Depuis, des milliers de membres des familles des suspects, ex-membres de l'EI, originaires de divers pays, sont partis vers des destinations inconnues.
Ces installations accueillent environ 24 000 personnes, principalement des Syriens, mais aussi des Irakiens et plus de 6 000 autres étrangers de quelque 40 nationalités.
Al-Qassem a dit que les forces de sécurité cherchaient les familles restantes dans les tentes.
Au début de la semaine, les autorités ont commencé à évacuer les habitants restants, les emmenant dans un camp à Akhtarin, au nord de la province d'Alep.
Plusieurs familles ont été emmenées ailleurs, a dit al-Qassem, sans préciser l'emplacement.
« Les habitants du camp sont des enfants et des femmes qui ont besoin d’un soutien pour leur réinsertion », a-t-il ajouté.
Une source de l'organisation humanitaire active dans le camp a dit à l'AFP: « Nous avons évacué toutes nos équipes travaillant dans le camp, démonté tous nos équipements et nos salles préfabriquées et les avons déplacées hors du camp ».
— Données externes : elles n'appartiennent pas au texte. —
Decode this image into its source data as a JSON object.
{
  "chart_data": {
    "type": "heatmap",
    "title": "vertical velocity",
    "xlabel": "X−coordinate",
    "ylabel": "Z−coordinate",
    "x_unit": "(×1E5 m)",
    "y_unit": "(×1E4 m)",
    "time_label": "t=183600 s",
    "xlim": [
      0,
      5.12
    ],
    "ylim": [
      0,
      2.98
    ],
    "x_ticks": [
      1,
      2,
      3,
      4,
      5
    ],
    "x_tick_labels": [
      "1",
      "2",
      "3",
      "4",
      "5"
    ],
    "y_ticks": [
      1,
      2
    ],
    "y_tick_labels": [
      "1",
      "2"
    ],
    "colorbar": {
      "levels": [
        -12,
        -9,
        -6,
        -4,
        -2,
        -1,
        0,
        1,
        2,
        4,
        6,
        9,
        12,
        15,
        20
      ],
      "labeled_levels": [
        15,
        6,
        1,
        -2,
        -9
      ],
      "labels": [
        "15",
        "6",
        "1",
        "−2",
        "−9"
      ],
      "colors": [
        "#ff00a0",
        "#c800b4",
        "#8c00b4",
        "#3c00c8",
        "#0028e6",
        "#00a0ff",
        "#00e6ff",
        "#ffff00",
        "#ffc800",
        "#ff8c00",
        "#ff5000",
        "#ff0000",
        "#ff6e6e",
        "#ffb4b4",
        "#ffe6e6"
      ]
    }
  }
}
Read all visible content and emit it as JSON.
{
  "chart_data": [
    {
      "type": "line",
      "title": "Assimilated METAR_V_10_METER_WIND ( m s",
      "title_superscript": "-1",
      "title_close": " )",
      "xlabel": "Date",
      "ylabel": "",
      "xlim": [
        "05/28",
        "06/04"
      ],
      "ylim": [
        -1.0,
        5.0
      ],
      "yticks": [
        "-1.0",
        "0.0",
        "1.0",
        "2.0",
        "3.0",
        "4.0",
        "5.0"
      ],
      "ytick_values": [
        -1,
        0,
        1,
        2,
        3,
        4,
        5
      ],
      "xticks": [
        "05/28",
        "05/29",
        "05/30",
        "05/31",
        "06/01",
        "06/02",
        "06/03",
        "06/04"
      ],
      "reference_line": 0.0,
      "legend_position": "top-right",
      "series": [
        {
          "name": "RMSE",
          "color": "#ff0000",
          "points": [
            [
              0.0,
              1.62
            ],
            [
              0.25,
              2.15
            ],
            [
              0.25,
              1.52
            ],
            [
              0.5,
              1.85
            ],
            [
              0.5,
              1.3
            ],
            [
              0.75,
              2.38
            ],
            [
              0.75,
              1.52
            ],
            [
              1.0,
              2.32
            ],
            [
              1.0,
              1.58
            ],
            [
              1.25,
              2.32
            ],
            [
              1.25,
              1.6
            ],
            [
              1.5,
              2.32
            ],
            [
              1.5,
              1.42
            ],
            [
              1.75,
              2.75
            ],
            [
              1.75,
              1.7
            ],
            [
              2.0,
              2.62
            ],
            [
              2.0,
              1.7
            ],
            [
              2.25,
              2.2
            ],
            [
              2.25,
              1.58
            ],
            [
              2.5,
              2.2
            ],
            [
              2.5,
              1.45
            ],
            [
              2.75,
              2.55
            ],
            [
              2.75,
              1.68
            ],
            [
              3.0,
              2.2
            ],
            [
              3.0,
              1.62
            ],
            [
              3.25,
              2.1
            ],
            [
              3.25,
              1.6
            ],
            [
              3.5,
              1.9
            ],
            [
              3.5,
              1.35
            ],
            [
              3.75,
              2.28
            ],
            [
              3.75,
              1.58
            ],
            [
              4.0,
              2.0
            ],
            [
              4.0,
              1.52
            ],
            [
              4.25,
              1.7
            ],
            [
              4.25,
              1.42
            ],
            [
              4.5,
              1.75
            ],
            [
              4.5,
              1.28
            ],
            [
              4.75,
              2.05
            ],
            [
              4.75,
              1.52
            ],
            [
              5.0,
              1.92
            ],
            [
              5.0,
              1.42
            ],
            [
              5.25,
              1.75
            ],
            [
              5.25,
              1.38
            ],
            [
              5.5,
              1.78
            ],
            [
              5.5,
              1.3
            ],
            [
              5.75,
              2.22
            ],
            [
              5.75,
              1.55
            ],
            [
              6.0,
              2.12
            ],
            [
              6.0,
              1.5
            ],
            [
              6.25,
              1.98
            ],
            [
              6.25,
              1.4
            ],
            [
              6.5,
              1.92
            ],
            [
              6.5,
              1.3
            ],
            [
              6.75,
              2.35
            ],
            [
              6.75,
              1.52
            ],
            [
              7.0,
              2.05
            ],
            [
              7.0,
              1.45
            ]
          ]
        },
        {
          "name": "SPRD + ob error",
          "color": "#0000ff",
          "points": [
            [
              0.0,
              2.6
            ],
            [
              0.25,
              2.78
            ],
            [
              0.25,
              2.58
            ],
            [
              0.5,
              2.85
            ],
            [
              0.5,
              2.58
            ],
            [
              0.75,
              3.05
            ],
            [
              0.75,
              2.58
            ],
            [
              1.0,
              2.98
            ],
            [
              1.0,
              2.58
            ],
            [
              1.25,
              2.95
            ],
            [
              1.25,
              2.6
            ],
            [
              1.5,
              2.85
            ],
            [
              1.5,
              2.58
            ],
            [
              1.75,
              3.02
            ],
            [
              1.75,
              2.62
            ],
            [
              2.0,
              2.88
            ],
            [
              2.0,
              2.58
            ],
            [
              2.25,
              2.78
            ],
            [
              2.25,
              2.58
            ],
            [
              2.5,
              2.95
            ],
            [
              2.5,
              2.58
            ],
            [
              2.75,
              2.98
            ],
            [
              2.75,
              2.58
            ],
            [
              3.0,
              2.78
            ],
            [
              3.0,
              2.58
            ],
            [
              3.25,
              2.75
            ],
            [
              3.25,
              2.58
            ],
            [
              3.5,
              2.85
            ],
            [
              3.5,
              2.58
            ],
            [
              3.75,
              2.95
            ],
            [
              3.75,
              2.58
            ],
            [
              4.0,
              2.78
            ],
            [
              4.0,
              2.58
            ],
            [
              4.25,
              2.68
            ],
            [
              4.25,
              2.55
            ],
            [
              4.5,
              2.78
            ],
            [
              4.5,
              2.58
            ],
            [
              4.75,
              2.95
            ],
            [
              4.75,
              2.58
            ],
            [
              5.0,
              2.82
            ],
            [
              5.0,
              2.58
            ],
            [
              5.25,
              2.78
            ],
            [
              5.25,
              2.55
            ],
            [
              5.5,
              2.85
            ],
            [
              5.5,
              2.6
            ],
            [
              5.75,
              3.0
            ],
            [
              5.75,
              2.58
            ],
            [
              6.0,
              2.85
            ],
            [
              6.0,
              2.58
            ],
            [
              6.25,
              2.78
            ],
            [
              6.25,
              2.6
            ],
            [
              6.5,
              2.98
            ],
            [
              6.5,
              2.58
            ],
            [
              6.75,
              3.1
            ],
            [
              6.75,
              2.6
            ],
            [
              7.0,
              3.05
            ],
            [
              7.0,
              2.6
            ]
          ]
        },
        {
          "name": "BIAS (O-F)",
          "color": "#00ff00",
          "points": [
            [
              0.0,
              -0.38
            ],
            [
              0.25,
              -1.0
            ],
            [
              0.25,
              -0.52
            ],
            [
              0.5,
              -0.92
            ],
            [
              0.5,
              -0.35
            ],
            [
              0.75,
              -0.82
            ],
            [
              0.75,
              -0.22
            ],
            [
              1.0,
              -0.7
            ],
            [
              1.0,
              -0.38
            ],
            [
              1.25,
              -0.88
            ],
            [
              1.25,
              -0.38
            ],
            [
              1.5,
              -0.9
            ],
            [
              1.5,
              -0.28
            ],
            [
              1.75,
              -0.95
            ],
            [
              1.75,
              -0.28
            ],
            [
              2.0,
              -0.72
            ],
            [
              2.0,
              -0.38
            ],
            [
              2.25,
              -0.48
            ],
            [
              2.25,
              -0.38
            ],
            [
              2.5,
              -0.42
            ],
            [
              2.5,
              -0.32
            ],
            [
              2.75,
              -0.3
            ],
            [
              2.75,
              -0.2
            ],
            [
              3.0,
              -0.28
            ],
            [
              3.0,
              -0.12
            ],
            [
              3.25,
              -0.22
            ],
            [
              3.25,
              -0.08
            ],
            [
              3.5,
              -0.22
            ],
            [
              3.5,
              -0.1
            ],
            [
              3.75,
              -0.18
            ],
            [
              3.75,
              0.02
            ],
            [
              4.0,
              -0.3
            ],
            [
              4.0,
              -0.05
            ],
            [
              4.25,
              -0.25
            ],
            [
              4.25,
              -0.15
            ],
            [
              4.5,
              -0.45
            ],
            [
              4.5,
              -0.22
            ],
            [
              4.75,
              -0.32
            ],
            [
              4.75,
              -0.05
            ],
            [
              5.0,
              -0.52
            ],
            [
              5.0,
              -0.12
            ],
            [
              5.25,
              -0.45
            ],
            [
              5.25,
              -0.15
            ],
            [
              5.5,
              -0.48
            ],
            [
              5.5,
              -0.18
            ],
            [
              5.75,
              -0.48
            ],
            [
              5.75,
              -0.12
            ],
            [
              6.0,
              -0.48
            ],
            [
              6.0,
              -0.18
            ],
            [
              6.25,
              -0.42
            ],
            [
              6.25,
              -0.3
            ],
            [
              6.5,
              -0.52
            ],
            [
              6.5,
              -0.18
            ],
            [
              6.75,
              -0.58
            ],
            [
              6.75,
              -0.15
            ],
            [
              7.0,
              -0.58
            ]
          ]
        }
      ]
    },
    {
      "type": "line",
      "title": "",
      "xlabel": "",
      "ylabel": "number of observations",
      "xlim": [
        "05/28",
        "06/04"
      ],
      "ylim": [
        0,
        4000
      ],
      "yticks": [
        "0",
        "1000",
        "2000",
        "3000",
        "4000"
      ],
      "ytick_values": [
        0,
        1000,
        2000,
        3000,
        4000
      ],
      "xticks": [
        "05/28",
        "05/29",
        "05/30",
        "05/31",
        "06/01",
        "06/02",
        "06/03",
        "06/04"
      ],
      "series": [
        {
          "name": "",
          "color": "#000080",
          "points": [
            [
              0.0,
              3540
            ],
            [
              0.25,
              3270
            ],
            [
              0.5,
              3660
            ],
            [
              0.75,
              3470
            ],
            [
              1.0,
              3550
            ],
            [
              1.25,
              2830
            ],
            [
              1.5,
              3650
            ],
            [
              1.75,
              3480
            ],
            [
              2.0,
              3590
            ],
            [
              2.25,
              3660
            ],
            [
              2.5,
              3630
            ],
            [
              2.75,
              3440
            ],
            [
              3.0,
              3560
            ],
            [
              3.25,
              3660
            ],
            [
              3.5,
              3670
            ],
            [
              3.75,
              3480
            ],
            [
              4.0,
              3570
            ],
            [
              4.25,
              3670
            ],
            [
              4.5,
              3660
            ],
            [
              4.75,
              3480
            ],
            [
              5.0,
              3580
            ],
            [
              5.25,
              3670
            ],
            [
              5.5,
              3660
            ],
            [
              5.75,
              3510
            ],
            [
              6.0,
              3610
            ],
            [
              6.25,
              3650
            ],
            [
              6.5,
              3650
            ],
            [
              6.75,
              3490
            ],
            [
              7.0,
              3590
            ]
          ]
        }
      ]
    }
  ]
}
La semaine dernière, l’armée américaine a dit avoir achevé le transfert de milliers de suspects d’ISIS, dont de nombreux Syriens mais aussi des ressortissants occidentaux, en Irak, après avoir été détenus dans des prisons kurdes dans le nord-est de la Syrie pendant des années.
Parallèlement, Human Rights Watch a déclaré mardi dernier que les quelque 5 700 prisonniers transférés « risquaient d’être victimes de disparition forcée, de procès injustes, de torture, de mauvais traitements et de violations du droit à la vie ».
D'autre part, les Kurdes eux-mêmes ont à maintes reprises exhorté les pays à reprendre leurs ressortissants, mais la plupart ne renvoient qu'une petite partie, craignant les menaces à la sécurité et les réactions politiques internes.